The gorge was made by water flowing down to Lake Naivasha and it deepens every year with the rains. It is scaringly steep at some points and this makes it very easy for one to be swept away by water when it rains. The good news is that at some intervals there are escape routes up the steep walls in case of an emergency.

The earth yellow rocks through which the gorge passes make a walk through it very pleasant and the steep walls conspire with numerous trees to give much needed shade. We met a number of tourists visiting the place, but sadly all of them were foreigners. Kenyans don’t know the value of what they have and if you have never been there I am talking about you.

The "Devil's bedroom"

Within the confines of the imposing “Devil’s bedroom”

After about an hour’s walk we got to Hells Shower, and I assure you it is nothing less than a Jacuzzi. Steaming waters percolate through the rock on the sides of the gorge, trickling gently to the floor and flowing quietly away. Green algae have formed on the rock following the path that the hot water takes on its way down. Beautiful.

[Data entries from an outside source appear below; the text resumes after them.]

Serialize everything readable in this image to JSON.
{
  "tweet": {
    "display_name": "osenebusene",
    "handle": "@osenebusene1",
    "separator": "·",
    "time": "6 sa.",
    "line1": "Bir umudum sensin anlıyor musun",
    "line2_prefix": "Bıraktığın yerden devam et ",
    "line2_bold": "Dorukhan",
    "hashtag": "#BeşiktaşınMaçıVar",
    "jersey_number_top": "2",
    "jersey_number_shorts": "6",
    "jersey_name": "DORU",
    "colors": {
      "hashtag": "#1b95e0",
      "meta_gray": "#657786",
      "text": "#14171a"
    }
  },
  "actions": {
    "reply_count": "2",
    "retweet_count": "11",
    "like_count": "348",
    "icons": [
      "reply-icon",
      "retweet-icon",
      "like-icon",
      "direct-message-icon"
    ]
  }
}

A little after this point there is a fork in the gorge, and one of the routes leads to a dead end. This is the Devil’s Bedroom. The floor keeps on being eroded by rainfall and the depth has grown by almost 2 meters in the last 2 years. A few years back the route continued on but now it’s a dead end because of 2 things: the continuous erosion which makes the walls steeper and a boulder in the middle of the gorge which doesn’t seem to get eroded. This has created a cave like structure at the end of that route.

Hells gate is also home to the Olkaria Power Station and we saw many geysers on our ride through the park. There seems to be a lot of volcanic activity in the Rift and this particular area is good for geothermal power generation.

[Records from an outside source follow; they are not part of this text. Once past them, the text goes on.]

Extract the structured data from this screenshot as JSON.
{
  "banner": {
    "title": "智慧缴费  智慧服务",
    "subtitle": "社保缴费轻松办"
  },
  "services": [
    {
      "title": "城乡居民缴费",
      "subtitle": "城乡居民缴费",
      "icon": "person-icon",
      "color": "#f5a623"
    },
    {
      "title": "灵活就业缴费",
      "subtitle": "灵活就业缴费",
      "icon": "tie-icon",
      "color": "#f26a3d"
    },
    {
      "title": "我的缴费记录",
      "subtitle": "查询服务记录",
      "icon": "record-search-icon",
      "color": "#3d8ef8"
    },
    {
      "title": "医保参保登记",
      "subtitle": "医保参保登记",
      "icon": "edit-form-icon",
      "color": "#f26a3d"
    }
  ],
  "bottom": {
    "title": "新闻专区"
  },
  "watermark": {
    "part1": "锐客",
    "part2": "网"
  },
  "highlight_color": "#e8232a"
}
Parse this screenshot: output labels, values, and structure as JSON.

Eliphas does a jig after a sumptuous lunch as Brian looks on in amusement

Eliphas does a jig after a sumptuous lunch as Brian looks on in amusement

We had lunch at the Lake Naivasha viewpoint. It is on a hill next to the Lake and from this point one can see the whole lake. Mt. Longonot was also visible before us (perhaps this should be the next excursion). We could see two floating objects from a distance on the lake which seemed to be fighting. Moses Mwangi was convinced they were hippos but some thought they were just logs floating on the water.

Crescent Island is also visible from this point. It forms a crescent on the lake in the shape of a boomerang and one of its edges connects with the mainland. On the main land below we could see humongous flower farms, the trade mark of Naivasha.

Lunch quickly passed and it was time to go home. Fatigued? Extremely. Fun? In plenty. Company? Enjoyed it? Mission? Accomplished.